Indagini a Parabiago: maltrattamenti e violenze su anziani
Nella mattinata del 23 dicembre i carabinieri della Compagnia di Legnano hanno eseguito un’ordinanza di custodia cautelare agli arresti domiciliari nei confronti di un infermiere di 46 anni, di origini peruviane e residente a Parabiago, accusato di maltrattamenti e violenza sessuale ai danni di alcuni ospiti di una residenza sanitaria assistenziale della stessa cittadina del Milanese. Il provvedimento è stato emesso dalla Procura della Repubblica di Busto Arsizio al termine di un’articolata attività investigativa.
L’indagine, condotta dalla Sezione Operativa del Nucleo Operativo e Radiomobile dei carabinieri di Legnano e coordinata dall’autorità giudiziaria, ha preso avvio nel mese di ottobre a seguito di una denuncia presentata dai familiari di un’anziana donna di 82 anni, ospite della struttura e completamente non autosufficiente. I parenti avevano segnalato ai militari il ripetersi, nel corso dei mesi precedenti, di segni e lesioni sul corpo della donna, ritenuti compatibili con possibili episodi di violenza fisica.
Le prime verifiche svolte dai carabinieri hanno portato all’avvio di un’attività investigativa più ampia e strutturata, che ha incluso anche accertamenti tecnici all’interno della RSA. Secondo quanto emerso, gli elementi raccolti avrebbero delineato un quadro di particolare gravità, consentendo agli inquirenti di individuare un infermiere, dipendente della struttura, quale presunto responsabile di ripetuti episodi di violenza sessuale e maltrattamenti.
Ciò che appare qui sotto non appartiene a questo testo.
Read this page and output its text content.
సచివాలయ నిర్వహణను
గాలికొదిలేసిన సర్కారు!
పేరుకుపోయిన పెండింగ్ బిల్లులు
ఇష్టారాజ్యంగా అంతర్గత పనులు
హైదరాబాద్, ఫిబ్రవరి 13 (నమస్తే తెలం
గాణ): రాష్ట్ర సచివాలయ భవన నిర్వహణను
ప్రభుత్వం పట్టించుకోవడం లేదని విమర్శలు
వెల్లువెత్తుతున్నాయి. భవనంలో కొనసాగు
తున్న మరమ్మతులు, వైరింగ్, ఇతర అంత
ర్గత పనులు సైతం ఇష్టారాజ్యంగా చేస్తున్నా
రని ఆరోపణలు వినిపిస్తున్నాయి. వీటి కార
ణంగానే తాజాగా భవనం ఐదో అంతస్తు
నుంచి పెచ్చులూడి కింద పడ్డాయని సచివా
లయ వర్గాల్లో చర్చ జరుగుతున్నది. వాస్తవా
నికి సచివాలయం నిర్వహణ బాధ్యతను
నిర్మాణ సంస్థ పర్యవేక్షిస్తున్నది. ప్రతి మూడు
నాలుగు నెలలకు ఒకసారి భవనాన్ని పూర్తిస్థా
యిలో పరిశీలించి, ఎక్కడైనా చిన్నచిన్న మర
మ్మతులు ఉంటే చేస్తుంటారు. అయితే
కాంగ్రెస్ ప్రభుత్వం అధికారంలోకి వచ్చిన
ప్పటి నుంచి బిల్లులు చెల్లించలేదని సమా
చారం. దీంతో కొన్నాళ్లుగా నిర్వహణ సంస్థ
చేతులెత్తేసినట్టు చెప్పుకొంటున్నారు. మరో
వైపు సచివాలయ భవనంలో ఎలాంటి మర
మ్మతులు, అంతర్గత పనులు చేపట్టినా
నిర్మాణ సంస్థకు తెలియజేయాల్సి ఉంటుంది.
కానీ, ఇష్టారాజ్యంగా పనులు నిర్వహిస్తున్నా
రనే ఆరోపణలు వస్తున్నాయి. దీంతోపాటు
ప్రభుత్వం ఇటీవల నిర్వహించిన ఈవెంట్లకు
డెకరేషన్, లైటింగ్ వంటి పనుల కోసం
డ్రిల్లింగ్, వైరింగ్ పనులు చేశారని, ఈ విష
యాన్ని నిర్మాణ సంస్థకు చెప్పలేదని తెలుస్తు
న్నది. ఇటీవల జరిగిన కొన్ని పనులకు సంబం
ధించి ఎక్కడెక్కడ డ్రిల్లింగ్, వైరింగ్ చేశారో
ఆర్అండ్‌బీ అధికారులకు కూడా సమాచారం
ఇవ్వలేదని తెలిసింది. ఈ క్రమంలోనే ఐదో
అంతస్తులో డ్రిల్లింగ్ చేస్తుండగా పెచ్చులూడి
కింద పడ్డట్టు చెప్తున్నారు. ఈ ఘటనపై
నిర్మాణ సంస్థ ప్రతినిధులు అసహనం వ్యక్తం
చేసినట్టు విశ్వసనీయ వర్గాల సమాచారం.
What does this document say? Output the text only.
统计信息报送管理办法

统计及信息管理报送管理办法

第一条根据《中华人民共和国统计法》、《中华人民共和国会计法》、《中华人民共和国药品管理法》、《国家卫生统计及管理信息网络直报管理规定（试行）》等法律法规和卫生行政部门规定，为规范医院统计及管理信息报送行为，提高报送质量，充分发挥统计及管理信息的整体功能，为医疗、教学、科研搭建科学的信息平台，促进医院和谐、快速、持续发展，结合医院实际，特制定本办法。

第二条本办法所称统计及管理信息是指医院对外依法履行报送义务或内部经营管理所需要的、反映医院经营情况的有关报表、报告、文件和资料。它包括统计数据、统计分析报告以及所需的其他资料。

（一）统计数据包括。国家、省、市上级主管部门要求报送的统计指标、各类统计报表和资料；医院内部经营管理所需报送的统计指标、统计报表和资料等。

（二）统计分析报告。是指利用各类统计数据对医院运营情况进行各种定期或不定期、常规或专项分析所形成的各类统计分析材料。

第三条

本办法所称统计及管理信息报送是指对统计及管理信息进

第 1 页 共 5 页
Le condotte contestate, stando alla ricostruzione investigativa, sarebbero state commesse nei confronti di almeno due ospiti della RSA. In più occasioni l’indagato avrebbe approfittato delle condizioni di estrema vulnerabilità delle persone offese, entrambe incapaci di autodeterminarsi, agendo prevalentemente in momenti in cui si trovava da solo con loro, senza la presenza di altri operatori o testimoni.
Gli accertamenti svolti all’interno della struttura sanitaria avrebbero consentito di riscontrare riscontri ritenuti significativi a sostegno dell’ipotesi accusatoria, tanto da indurre la Procura di Busto Arsizio a richiedere l’applicazione di una misura cautelare personale. Il giudice competente ha quindi disposto gli arresti domiciliari, ritenendo sussistenti le esigenze cautelari previste dalla legge, in relazione alla gravità dei fatti contestati e alla posizione dell’indagato.
L’esecuzione della misura è avvenuta nella giornata del 23 dicembre, quando i carabinieri hanno notificato il provvedimento e accompagnato l’uomo presso la propria abitazione, dove dovrà rimanere a disposizione dell’autorità giudiziaria. Le indagini proseguono per accertare eventuali ulteriori responsabilità e per verificare se possano esservi state altre vittime all’interno della struttura.